There's a poignant performance by Alun Armstrong at the heart of Richard Bean's possibly semi-autobiographical comedy, about middle-aged children wrangling their ageing parents.
Co-directed by Terry Johnson and that televisual curmudgeon Richard Wilson, To Have and To Hold centres on cranky ex copper Jack (Armstrong) who both sadly and amusingly articulates the trials and despair of extreme old age.
At 91, he can't walk, drive a car, or even open a jar, and all his work mates, friends and siblings are dead.
But amid enjoyable marital bickering with Marion Bailey's overly sprightly Florence, and entertaining interludes where we hear Jack's stories about long-solved cases, Bean's rather restrained comedy never quite fires into life.
A half-baked plotline about sharp-eyed cousin Pam (Rachel Dale) and hulking gardener 'rhubarb Eddie (Adrian Hood) possibly ripping the couple off, is resolved too quickly.
And their adult children; crime writer Rob (Christopher Fulford) and private healthcare manager Tina (Hermione Gulliford) are underwritten and unsympathetic.
Education has enabled them to flee the dated 80s furniture and knick-knackery of Jack and Flo's home in Wetwang, Yorkshire - a fabulously detailed set by James Cotterill complete with sliding kitchen hatch used to punctuate the couple's squabbles.
Steeped in modern (Southern) materialistic ways, Rob and Tina don't visit often enough and are out of place in their parents' world, but as Bean's paean to the past suggests, they've lost roots and community along the way.

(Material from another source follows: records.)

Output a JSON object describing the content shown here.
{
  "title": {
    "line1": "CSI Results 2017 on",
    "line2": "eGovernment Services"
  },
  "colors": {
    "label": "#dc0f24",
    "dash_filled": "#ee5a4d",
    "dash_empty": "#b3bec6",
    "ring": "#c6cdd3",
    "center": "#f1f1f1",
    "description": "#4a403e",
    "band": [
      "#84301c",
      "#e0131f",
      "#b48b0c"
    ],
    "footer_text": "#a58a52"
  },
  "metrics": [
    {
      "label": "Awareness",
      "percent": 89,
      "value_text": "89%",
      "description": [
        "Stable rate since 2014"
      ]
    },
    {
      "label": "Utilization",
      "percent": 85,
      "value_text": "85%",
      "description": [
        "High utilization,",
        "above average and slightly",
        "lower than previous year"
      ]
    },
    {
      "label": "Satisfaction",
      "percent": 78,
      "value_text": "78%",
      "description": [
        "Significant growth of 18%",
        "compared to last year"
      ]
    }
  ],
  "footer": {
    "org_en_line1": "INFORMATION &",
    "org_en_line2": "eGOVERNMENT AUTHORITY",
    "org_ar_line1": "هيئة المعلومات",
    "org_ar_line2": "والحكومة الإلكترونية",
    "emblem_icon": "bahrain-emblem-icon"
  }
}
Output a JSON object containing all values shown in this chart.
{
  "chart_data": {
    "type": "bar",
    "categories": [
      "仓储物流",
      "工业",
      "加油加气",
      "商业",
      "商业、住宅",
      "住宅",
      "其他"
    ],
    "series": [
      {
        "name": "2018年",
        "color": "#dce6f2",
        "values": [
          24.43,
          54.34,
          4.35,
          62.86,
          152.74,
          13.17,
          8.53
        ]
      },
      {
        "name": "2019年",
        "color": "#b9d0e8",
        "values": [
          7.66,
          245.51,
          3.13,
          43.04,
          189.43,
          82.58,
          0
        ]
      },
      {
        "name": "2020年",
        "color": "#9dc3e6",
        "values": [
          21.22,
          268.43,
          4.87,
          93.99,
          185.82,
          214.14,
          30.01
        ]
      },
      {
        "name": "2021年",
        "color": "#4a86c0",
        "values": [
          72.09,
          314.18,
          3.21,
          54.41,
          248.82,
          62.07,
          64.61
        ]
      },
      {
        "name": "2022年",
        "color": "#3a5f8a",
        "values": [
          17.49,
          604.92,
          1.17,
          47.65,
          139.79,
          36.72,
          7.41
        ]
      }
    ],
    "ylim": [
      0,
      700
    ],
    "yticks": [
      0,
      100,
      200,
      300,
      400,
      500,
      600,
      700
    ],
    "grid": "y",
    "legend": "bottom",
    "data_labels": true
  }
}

There's some mildly farcical business with a locked door, and sideswipes about digital exclusion, instant coffee, and electric cars, but it's not sharp enough to be satirical.
Best then to sit back and enjoy Bean's authentic, seemingly freeform dialogue, between two people who have been married for seven decades, and the impeccable comic timing of Armstrong and Bailey.
He gets the lion's share, but she holds her own, and on the rare occasion when the bickering gives way to tenderness, they make it count.
By the end, the over-riding emotion is of sorrow; at lives - and a way of life - that have passed.
To Have And To Hold runs at Hampstead Theatre until November 25.